This is the fourth book I've that focuses, in some way, on each of the twelve apostles following the books of the New Testament. It is not as good as Sean McDowell's Fates of the Apostles, which focused chiefly on how they died and is a bit formulaic in chapter setup but which is also more up to date, more readable, and more focused on sources. Nor is it as good as Brian Liftin's After Acts, which also is somewhat formulaic, does not cover all twelve apostles thoroughly, and is often lacking is source citations, but which is very readable. However, it is better than William Steuart McBirnie's The Search for the Twelve Apostles, which while thorough and quotes heavily from sources, is kind of a drag of a read and seems too heavily focused on burial places and relics. Ruffin's book covers each of the twelve and is somewhat thorough; however, like McBirnie's work, the writing at times drags. It also seems a bit too heavily and uncritically dependent on legends and Catholic teaching (though I have no idea whether Ruffin was actually Catholic). Unfortunately, it's unlikely that any book will ever satisfactorily fill one's curiosity about the twelve after the events of the New Testament or even about them in terms of their background and biography, since in some cases, all we know of them in the New Testament is a few scattered quotes and their names.
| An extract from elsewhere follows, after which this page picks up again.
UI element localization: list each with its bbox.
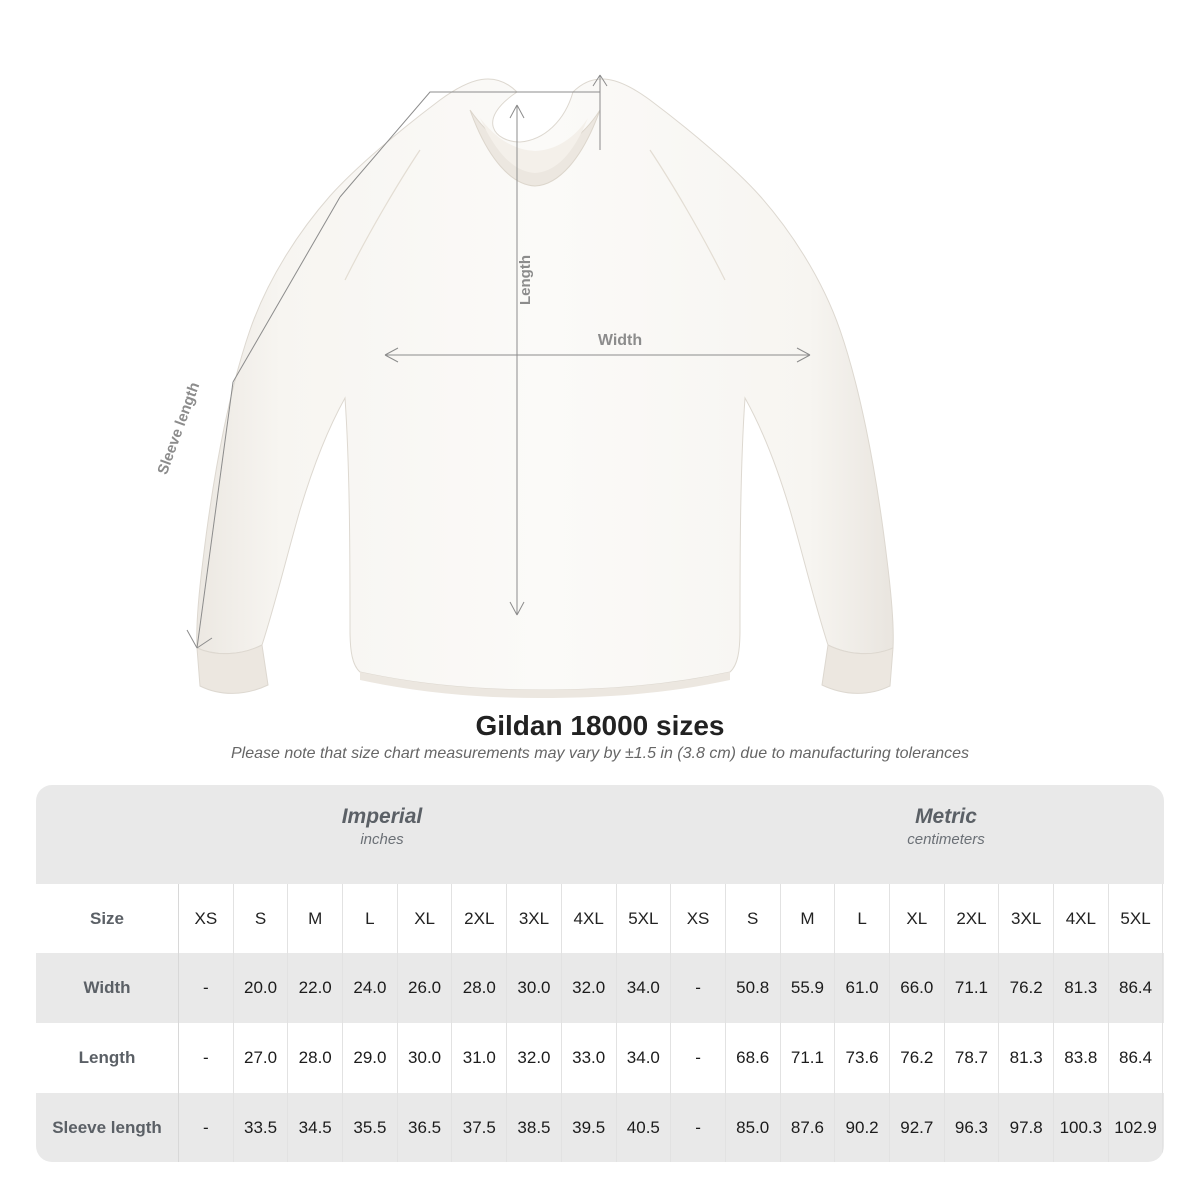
svg-text:Sleeve length: Sleeve length bbox=[154, 380, 203, 477]
svg-text:Width: Width bbox=[598, 332, 642, 349]
svg-text:Length: Length bbox=[517, 255, 534, 305]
Although I was familiar with most of this material, there were things I learned—or perhaps was reminded of that I'd forgotten. Ruffin engages in some closer readings of the New Testament text and raised for me some perceptions that I hadn't yet come across. Take, for example, the two callings of Peter, one while fishing and another with his brother Andrew coming to tell him to come meet Jesus. Ruffin puts these together, with the idea that Peter met Jesus once, and then was actually called to discipleship sometime later while fishing. There were also some descriptions of Jesus's extended family that I was only vaguely aware of—for example, the idea that Matthew was conceivably a cousin of Jesus. James Tabor makes much of how virtually all the disciples were related to Jesus and tries to make the case that all three of his brothers were among the twelve (or maybe that's Jeffrey Butz's argument or maybe both—I get these ideas and whose they are confused). But in making such a case, Tabor's claims begin to stretch credulity, and one feels that the writer has an agenda. Ruffin clearly has an agenda also, but that agenda would not be forcing familial relationships on Jesus's disciples, as such would seem more to discount his belief that Jesus was God in the flesh than to serve it, insofar as if so many of his followers were family members, it's easier to make a case that this was a familial conspiracy. In that sense, at least on this account, Ruffin comes across as a bit more believable, when he makes cases for at least five the apostles possibly being cousins. Another interesting claim: That Philip the deacon and apostle were the same. He notes that the twelve may well have wanted an apostle as one of the seven deacons to preserve doctrinal truth, and Philip, who would work heavily among the Samaritans and whose Greek name suggests a connection to the diaspora community, would have fit the agenda well.
Anyway, the book was worth the read, even if it took longer than I would have expected for a book of its size.